The situation escalated after Trump announced reciprocal tariffs on countries with high trade surpluses against the United States. This included substantial tariffs on imports from Vietnam, Indonesia, Thailand, Malaysia, Bangladesh, and Pakistan, with rates ranging from 24% to 46%. As these countries are significant manufacturing hubs for Adidas, Puma, and Nike, the tariffs are expected to dramatically increase import prices for US retailers.

In after-hours trading in New York, Nike's stock fell by 7.3%, and in early trading on the German market, it saw a decrease of 7.88%. The overall trend for Nike has been troubling, with shares down 23% since the start of 2025. Puma's stock has suffered even more, plummeting 52% this year, while Adidas has seen a 15% decline.

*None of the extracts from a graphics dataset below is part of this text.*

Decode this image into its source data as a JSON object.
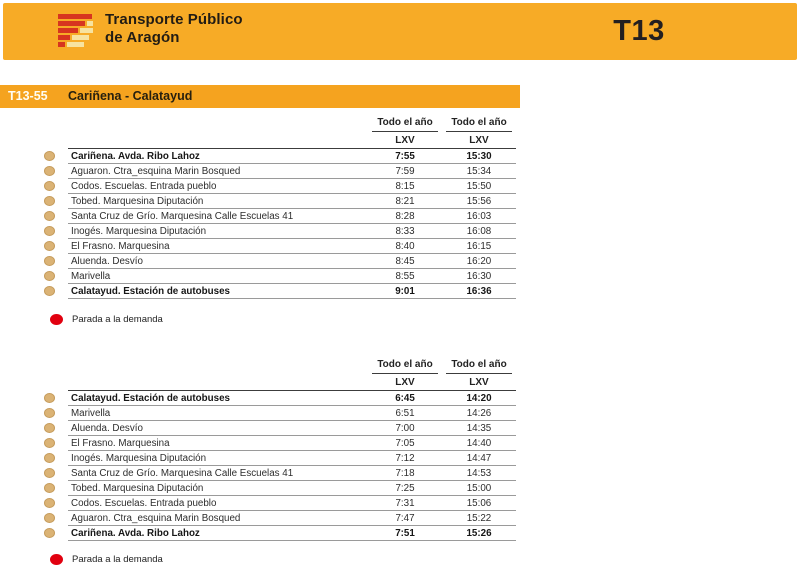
{
  "header": {
    "brand_line1": "Transporte Público",
    "brand_line2": "de Aragón",
    "route_code": "T13"
  },
  "route": {
    "line_code": "T13-55",
    "name": "Cariñena - Calatayud"
  },
  "legend": {
    "on_demand_label": "Parada a la demanda"
  },
  "colors": {
    "banner_orange": "#F7AB26",
    "route_bar_orange": "#F5A31F",
    "logo_red": "#D7351F",
    "logo_pale": "#F7E3A0",
    "stop_bullet": "#DBB375",
    "demand_red": "#E1000F"
  },
  "tables": [
    {
      "direction": "outbound",
      "columns": [
        {
          "season": "Todo el año",
          "days": "LXV"
        },
        {
          "season": "Todo el año",
          "days": "LXV"
        }
      ],
      "rows": [
        {
          "stop": "Cariñena. Avda. Ribo Lahoz",
          "times": [
            "7:55",
            "15:30"
          ],
          "bold": true
        },
        {
          "stop": "Aguaron. Ctra_esquina Marin Bosqued",
          "times": [
            "7:59",
            "15:34"
          ],
          "bold": false
        },
        {
          "stop": "Codos. Escuelas. Entrada pueblo",
          "times": [
            "8:15",
            "15:50"
          ],
          "bold": false
        },
        {
          "stop": "Tobed. Marquesina Diputación",
          "times": [
            "8:21",
            "15:56"
          ],
          "bold": false
        },
        {
          "stop": "Santa Cruz de Grío. Marquesina Calle Escuelas 41",
          "times": [
            "8:28",
            "16:03"
          ],
          "bold": false
        },
        {
          "stop": "Inogés. Marquesina Diputación",
          "times": [
            "8:33",
            "16:08"
          ],
          "bold": false
        },
        {
          "stop": "El Frasno. Marquesina",
          "times": [
            "8:40",
            "16:15"
          ],
          "bold": false
        },
        {
          "stop": "Aluenda. Desvío",
          "times": [
            "8:45",
            "16:20"
          ],
          "bold": false
        },
        {
          "stop": "Marivella",
          "times": [
            "8:55",
            "16:30"
          ],
          "bold": false
        },
        {
          "stop": "Calatayud. Estación de autobuses",
          "times": [
            "9:01",
            "16:36"
          ],
          "bold": true
        }
      ]
    },
    {
      "direction": "return",
      "columns": [
        {
          "season": "Todo el año",
          "days": "LXV"
        },
        {
          "season": "Todo el año",
          "days": "LXV"
        }
      ],
      "rows": [
        {
          "stop": "Calatayud. Estación de autobuses",
          "times": [
            "6:45",
            "14:20"
          ],
          "bold": true
        },
        {
          "stop": "Marivella",
          "times": [
            "6:51",
            "14:26"
          ],
          "bold": false
        },
        {
          "stop": "Aluenda. Desvío",
          "times": [
            "7:00",
            "14:35"
          ],
          "bold": false
        },
        {
          "stop": "El Frasno. Marquesina",
          "times": [
            "7:05",
            "14:40"
          ],
          "bold": false
        },
        {
          "stop": "Inogés. Marquesina Diputación",
          "times": [
            "7:12",
            "14:47"
          ],
          "bold": false
        },
        {
          "stop": "Santa Cruz de Grío. Marquesina Calle Escuelas 41",
          "times": [
            "7:18",
            "14:53"
          ],
          "bold": false
        },
        {
          "stop": "Tobed. Marquesina Diputación",
          "times": [
            "7:25",
            "15:00"
          ],
          "bold": false
        },
        {
          "stop": "Codos. Escuelas. Entrada pueblo",
          "times": [
            "7:31",
            "15:06"
          ],
          "bold": false
        },
        {
          "stop": "Aguaron. Ctra_esquina Marin Bosqued",
          "times": [
            "7:47",
            "15:22"
          ],
          "bold": false
        },
        {
          "stop": "Cariñena. Avda. Ribo Lahoz",
          "times": [
            "7:51",
            "15:26"
          ],
          "bold": true
        }
      ]
    }
  ]
}
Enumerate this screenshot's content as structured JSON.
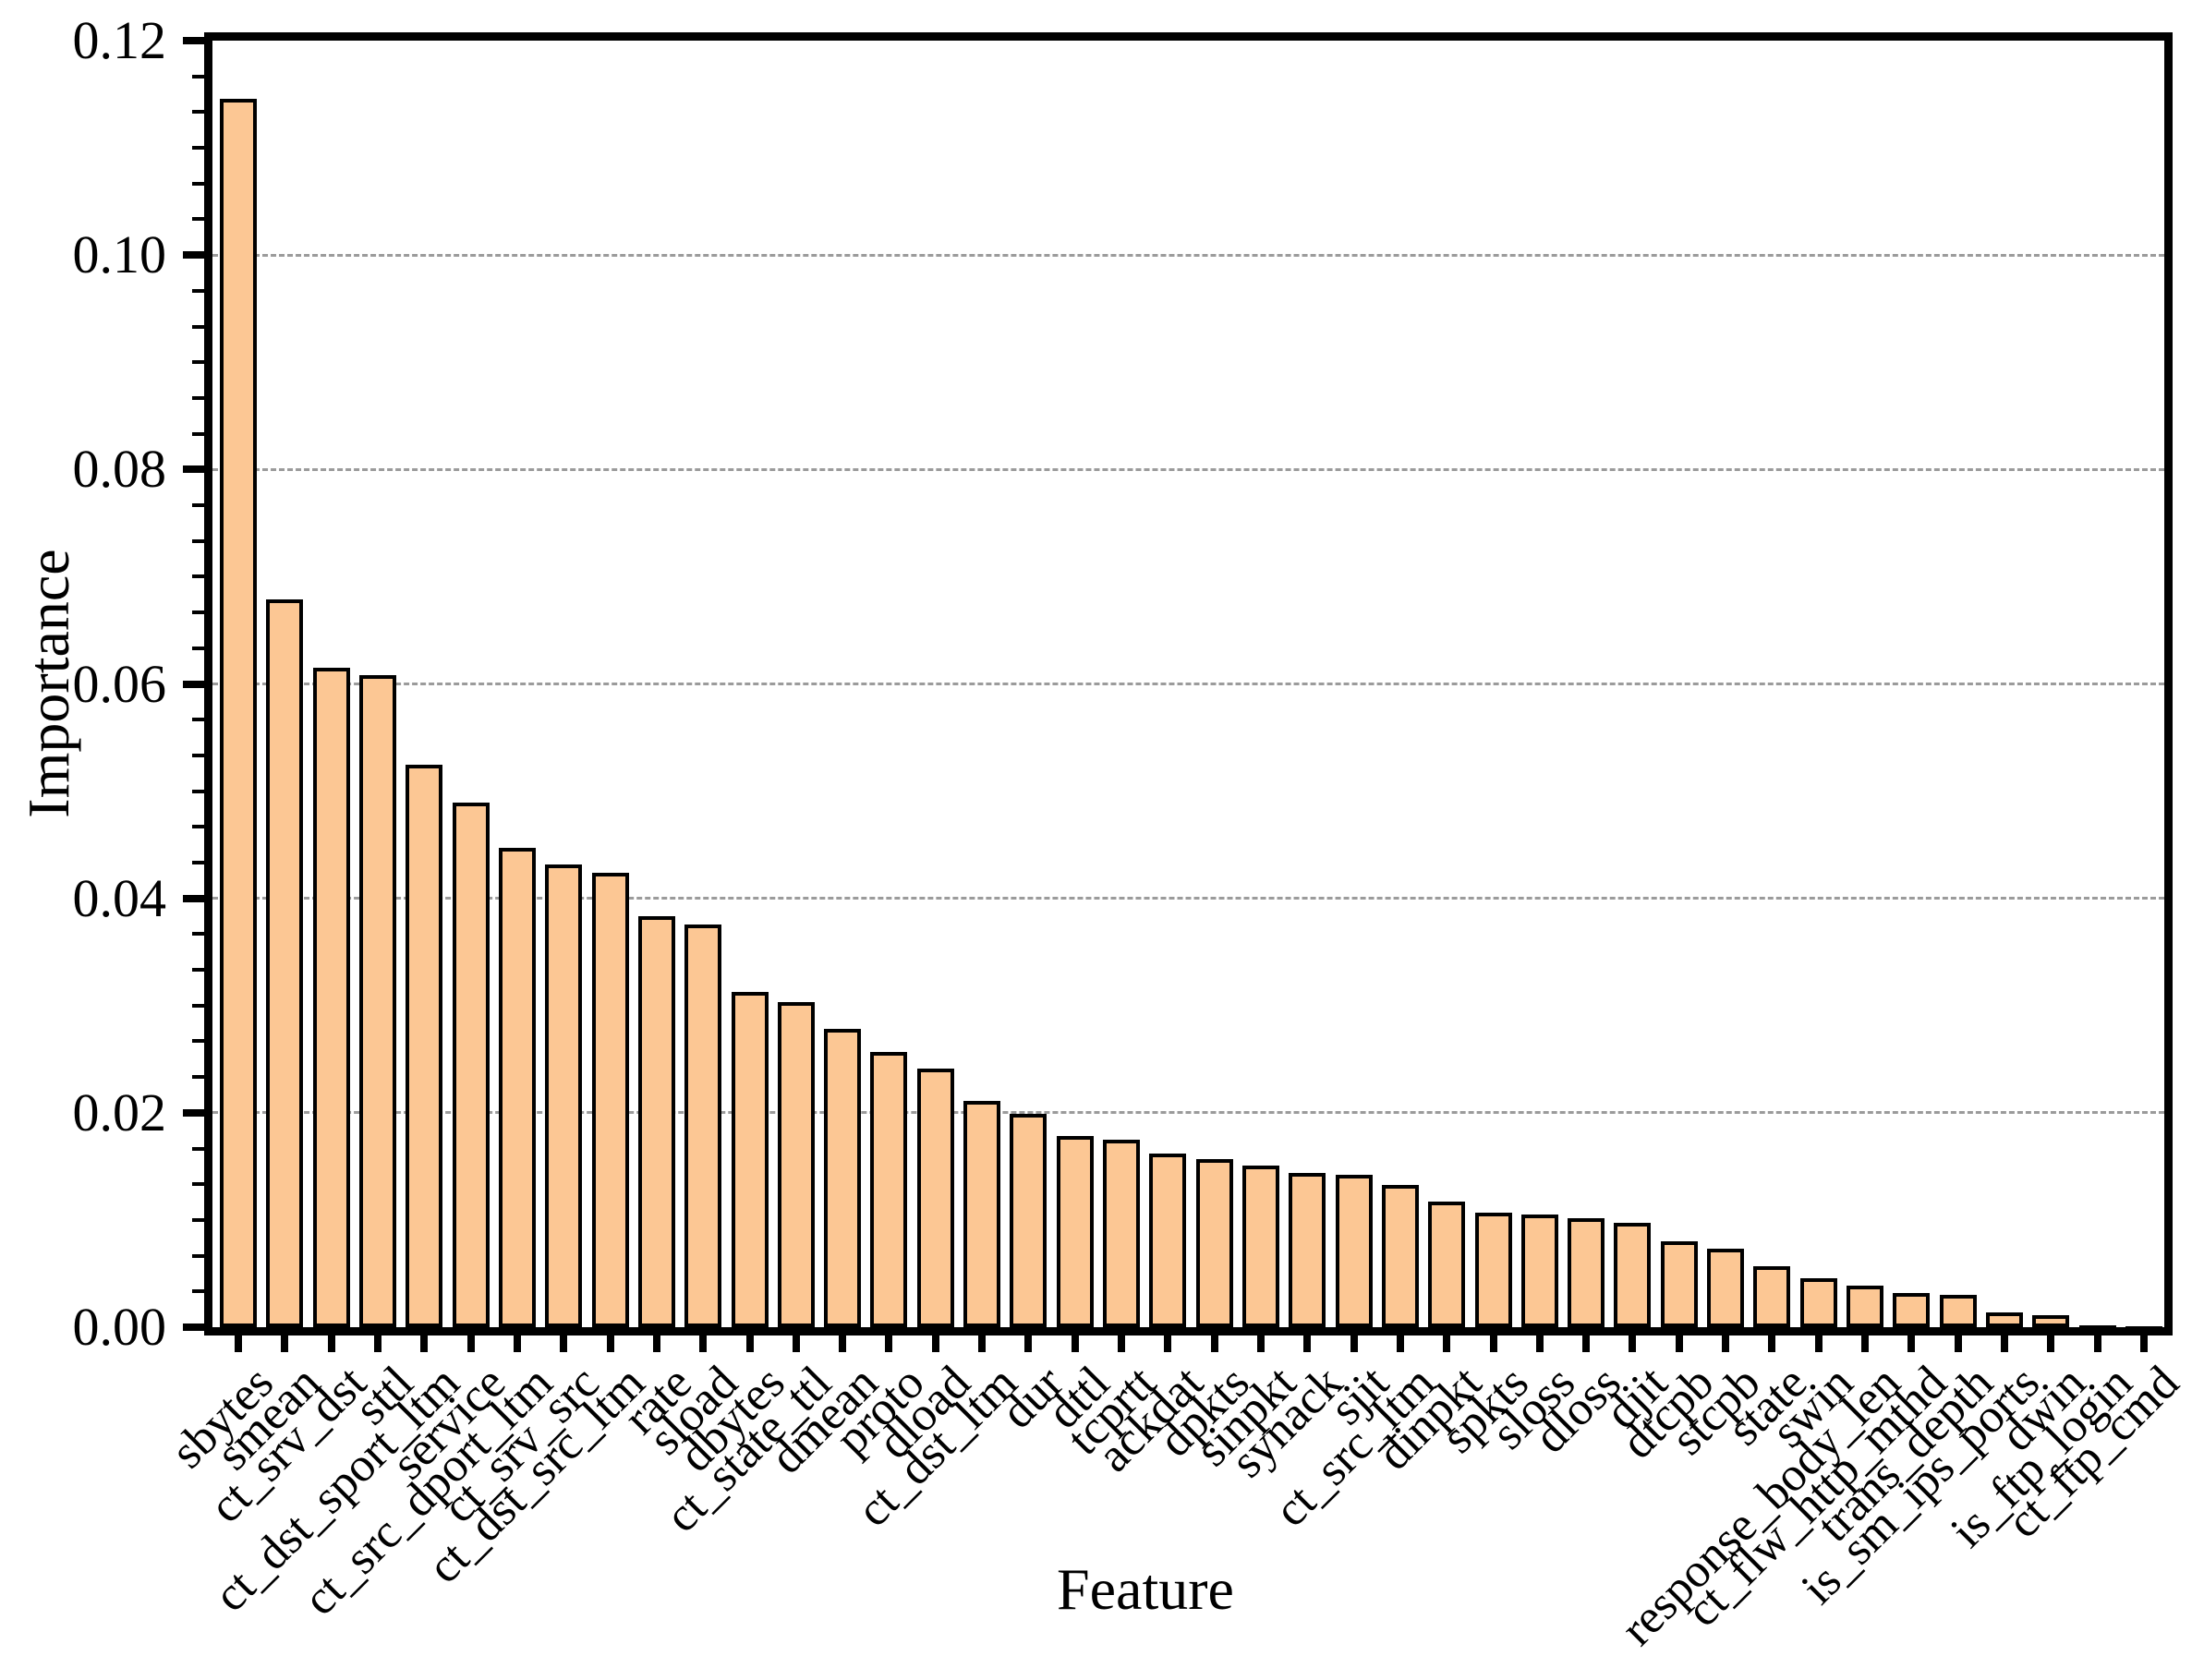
{
  "chart_data": {
    "type": "bar",
    "title": "",
    "xlabel": "Feature",
    "ylabel": "Importance",
    "categories": [
      "sbytes",
      "smean",
      "ct_srv_dst",
      "sttl",
      "ct_dst_sport_ltm",
      "service",
      "ct_src_dport_ltm",
      "ct_srv_src",
      "ct_dst_src_ltm",
      "rate",
      "sload",
      "dbytes",
      "ct_state_ttl",
      "dmean",
      "proto",
      "dload",
      "ct_dst_ltm",
      "dur",
      "dttl",
      "tcprtt",
      "ackdat",
      "dpkts",
      "sinpkt",
      "synack",
      "sjit",
      "ct_src_ltm",
      "dinpkt",
      "spkts",
      "sloss",
      "dloss",
      "djit",
      "dtcpb",
      "stcpb",
      "state",
      "swin",
      "response_body_len",
      "ct_flw_http_mthd",
      "trans_depth",
      "is_sm_ips_ports",
      "dwin",
      "is_ftp_login",
      "ct_ftp_cmd"
    ],
    "values": [
      0.1146,
      0.0679,
      0.0615,
      0.0608,
      0.0525,
      0.0489,
      0.0447,
      0.0432,
      0.0424,
      0.0383,
      0.0376,
      0.0313,
      0.0303,
      0.0278,
      0.0257,
      0.0241,
      0.0211,
      0.0199,
      0.0178,
      0.0175,
      0.0162,
      0.0157,
      0.0151,
      0.0144,
      0.0142,
      0.0133,
      0.0117,
      0.0107,
      0.0105,
      0.0102,
      0.0097,
      0.008,
      0.0073,
      0.0057,
      0.0046,
      0.0039,
      0.0032,
      0.003,
      0.0014,
      0.0011,
      0.0002,
      0.0001
    ],
    "ylim": [
      0.0,
      0.12
    ],
    "yticks": [
      0.0,
      0.02,
      0.04,
      0.06,
      0.08,
      0.1,
      0.12
    ],
    "ytick_labels": [
      "0.00",
      "0.02",
      "0.04",
      "0.06",
      "0.08",
      "0.10",
      "0.12"
    ],
    "y_minor_divisions_per_major": 6,
    "grid": "horizontal dashed at major y ticks",
    "legend": "none",
    "x_tick_rotation_deg": 45,
    "bar_color": "#FCC794",
    "bar_edge_color": "#000000",
    "grid_color": "#9B9B9B",
    "axis_color": "#000000",
    "text_color": "#000000",
    "background_color": "#FFFFFF"
  }
}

The introduction of these tariffs has left investors concerned about the future sales prospects for these companies in the US market. Analysts believe that if the tariffs remain in place for an extended period, it could lead to significant revenue losses for Adidas, Puma, and Nike in the coming quarters. The market is reacting to these potential outcomes, with many traders pricing in a forecast of declining sales.

As the economic landscape shifts, the impact of Trump's tariffs on the sportswear industry serves as a stark reminder of the interconnected nature of global trade. The reliance of companies like Adidas and Puma on overseas manufacturing means that changes in trade policy can have immediate and profound effects on their business operations and stock performance.

With the current stock prices reflecting these concerns, Adidas and Puma face pressure to adapt to the changing economic environment. The looming question for investors is how these companies will navigate the challenges posed by increased costs and potential declines in consumer demand.

As the sportswear market braces for the fallout from these tariffs, both Adidas and Puma may need to reassess their pricing strategies and supply chain logistics to remain competitive in a volatile market. The situation continues to develop, and stakeholders will be watching closely to see how these brands respond to the new economic realities.